La Suprema Corte ha precisato
che il lavoratore ha diritto a percepire gli aumenti connessi
all'anzianità "su ogni altro emolumento corrisposto con riferimento ad
essa" (Cass. n. 2788/86).
L'interpretazione
dell'accordo aziendale del 1997 nel senso che lo stesso escluda il
periodo di leva dall'anzianità utile per la maturazione dell'emolumento
si pone in contrasto con l'art. 52 Cost., comma 2, con conseguente nullità della clausola pattizia e sostituzione della stessa, ex art. 1419 c.c.,
con la detta norma costituzionale, che impone di considerare il periodo
di leva nell'anzianità di servizio. La questione era stata posta in
appello, ma il giudice non si è pronunciato in merito. Resiste la
società con controricorso. Entrambe le parti hanno presentato memorie
illustrative.
Il ricorso è fondato.
In
ordine al primo motivo si osserva che sussiste il vizio di motivazione
lamentato, per avere il giudice equiparato al lavoro "effettivo"
"l'anzianità di servizio continuativa", intesa, non come semplice
diritto alla conservazione del posto, ma in senso conforme alla
Costituzione come unica "posizione di lavoro" a tutti gli effetti
retributivi legati all'anzianità.
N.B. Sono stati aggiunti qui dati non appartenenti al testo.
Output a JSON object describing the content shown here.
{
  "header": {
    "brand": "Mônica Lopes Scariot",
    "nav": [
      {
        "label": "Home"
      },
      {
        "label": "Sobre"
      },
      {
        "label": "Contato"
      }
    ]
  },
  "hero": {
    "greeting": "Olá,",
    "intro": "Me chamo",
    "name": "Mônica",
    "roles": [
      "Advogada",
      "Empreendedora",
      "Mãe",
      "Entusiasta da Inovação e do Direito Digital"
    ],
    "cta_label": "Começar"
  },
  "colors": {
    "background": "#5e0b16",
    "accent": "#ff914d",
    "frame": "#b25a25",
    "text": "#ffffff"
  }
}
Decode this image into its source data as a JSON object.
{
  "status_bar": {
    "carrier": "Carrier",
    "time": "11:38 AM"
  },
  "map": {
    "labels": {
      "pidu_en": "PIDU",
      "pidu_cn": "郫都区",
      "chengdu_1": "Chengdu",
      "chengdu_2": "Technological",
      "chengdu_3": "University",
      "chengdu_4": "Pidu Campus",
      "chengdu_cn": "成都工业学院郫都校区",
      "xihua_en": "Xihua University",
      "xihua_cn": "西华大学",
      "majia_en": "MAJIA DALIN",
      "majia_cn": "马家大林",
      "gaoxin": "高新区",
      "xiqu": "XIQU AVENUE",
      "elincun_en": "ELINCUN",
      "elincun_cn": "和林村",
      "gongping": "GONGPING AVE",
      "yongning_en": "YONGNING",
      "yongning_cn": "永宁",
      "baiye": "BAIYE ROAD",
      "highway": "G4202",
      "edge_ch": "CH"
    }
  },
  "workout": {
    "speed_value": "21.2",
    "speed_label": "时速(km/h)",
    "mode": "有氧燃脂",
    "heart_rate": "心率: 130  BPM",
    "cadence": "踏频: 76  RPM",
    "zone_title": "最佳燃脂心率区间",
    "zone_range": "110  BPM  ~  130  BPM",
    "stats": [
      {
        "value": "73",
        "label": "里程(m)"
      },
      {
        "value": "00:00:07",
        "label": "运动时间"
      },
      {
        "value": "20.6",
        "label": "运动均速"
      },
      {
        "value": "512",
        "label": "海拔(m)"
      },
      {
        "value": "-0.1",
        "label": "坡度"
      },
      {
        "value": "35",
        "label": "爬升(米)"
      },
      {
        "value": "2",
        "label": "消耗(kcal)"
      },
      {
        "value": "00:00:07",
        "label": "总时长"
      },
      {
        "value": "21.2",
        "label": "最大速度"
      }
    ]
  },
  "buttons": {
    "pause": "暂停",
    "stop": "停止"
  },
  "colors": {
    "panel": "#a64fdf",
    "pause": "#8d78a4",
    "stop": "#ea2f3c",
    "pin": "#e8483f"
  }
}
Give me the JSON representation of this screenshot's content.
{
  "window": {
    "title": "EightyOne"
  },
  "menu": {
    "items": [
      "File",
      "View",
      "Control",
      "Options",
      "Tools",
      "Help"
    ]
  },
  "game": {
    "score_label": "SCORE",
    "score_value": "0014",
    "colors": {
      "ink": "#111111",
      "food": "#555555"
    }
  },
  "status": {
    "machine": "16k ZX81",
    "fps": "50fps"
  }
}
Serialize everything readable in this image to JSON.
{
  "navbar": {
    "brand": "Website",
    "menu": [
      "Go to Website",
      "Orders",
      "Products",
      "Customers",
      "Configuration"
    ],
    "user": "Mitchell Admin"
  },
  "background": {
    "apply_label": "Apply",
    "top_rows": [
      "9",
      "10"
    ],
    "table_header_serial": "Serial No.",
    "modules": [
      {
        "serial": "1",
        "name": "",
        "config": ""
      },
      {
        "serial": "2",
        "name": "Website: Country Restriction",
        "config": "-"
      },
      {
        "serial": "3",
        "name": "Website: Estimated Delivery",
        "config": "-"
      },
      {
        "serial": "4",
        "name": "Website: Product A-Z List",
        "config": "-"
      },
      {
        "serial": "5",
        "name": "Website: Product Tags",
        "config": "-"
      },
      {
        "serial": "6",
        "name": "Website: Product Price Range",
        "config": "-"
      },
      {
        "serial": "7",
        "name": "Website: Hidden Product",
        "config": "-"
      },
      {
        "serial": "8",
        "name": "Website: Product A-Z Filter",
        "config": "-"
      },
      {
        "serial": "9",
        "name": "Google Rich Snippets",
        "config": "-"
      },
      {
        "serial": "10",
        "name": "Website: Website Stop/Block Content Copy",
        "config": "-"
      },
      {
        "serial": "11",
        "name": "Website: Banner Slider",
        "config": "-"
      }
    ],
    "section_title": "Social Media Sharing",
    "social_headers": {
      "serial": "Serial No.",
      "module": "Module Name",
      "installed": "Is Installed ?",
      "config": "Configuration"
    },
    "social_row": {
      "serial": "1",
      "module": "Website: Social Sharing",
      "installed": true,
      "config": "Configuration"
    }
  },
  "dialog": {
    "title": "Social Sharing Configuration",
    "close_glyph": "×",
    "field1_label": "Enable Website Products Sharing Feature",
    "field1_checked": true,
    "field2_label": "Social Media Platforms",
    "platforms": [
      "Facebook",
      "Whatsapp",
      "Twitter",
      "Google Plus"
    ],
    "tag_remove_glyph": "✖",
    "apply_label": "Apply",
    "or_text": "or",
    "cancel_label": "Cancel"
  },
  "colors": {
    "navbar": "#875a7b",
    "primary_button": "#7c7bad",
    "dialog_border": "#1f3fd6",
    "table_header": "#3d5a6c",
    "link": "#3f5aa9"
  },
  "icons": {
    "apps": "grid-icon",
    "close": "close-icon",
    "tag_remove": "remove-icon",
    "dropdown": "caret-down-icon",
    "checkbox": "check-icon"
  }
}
In proposito si osserva che la Corte
ha già precisato che "la deduzione di un vizio di motivazione della
sentenza impugnata con ricorso per Cassazione conferisce al giudice di
legittimità non il potere di riesaminare il merito della intera vicenda
processuale sottoposta al suo vaglio, bensì la sola facoltà di
controllo, sotto il profilo della correttezza giuridica e della coerenza
logico - formale, delle argomentazioni svolte dal giudice del merito,
in quanto è del tutto estranea all'ambito del vizio di motivazione ogni
possibilità per la Corte di Cassazione di procedere ad un nuovo giudizio
di merito attraverso l'autonoma valutazione delle risultanze degli atti
di causa; ne consegue che il preteso vizio di motivazione, sotto il
profilo della omissione, insufficienza, contraddittorietà della
medesima, può legittimamente dirsi sussistente solo quando, nel
ragionamento del giudice di merito, sia rinvenibile traccia evidente del
mancato o insufficiente esame di punti decisivi della controversia,
prospettati dalle parti o rilevabili di ufficio, ovvero quando esista
insanabile contrasto tra le argomentazioni complessivamente adottate,
tale da non consentire l'identificazione del procedimento logico -
giuridico posto a base della decisione;
pertanto
le censure concernenti vizi di motivazione devono indicare quali siano i
vizi logici del ragionamento decisorio e non possono risolversi nel
sollecitare una lettura delle risultanze processuali diversa da quella
operata dal giudice di merito" (Cass. n. 12467/03).
Nella
specie, il giudice d'appello si è limitato a rilevare che la norma
convenzionale esclude dal computo del "servizio continuativo" i periodi
di "aspettativa volontaria" e che "il periodo di assolvimento
dell'obbligo di leva non può equipararsi a quello di aspettativa
volontaria". Dopo queste premesse il giudicante omette di trame le
dovute conseguenze ed inizia un diverso ragionamento, legato alle
conseguenze della sospensione del rapporto di lavoro "per tutto il
periodo del servizio militare di leva" disciplinato dal D.Lgs. C.P.S. 13
settembre 1946, n. 303, ratificato con L. 5 gennaio 1953, n. 35.
Omette
però il giudice di esaminare quali siano le conseguenze di tale
sospensione in relazione alla legge che la disciplina, così come
risultante dopo la declaratoria di incostituzionalità della L. 5 gennaio 1953, n. 35, art. 1, comma 2,
sulla base dei principi di diritto indicati dalla Consulta; giunge così
assiomaticamente alla conclusione che l'assolvimento dell'obbligo di
leva comporta "la sospensione del rapporto di lavoro", ma non la
"maturazione di un servizio effettivo e continuativo", cui sarebbe
legata la corresponsione del "premio per il raggiungimento del ventesimo
anno di servizio continuativo"; in tal modo finisce
contraddittoriamente per applicare al periodo trascorso in servizio
militare di leva la medesima disciplina dell'aspettativa volontaria.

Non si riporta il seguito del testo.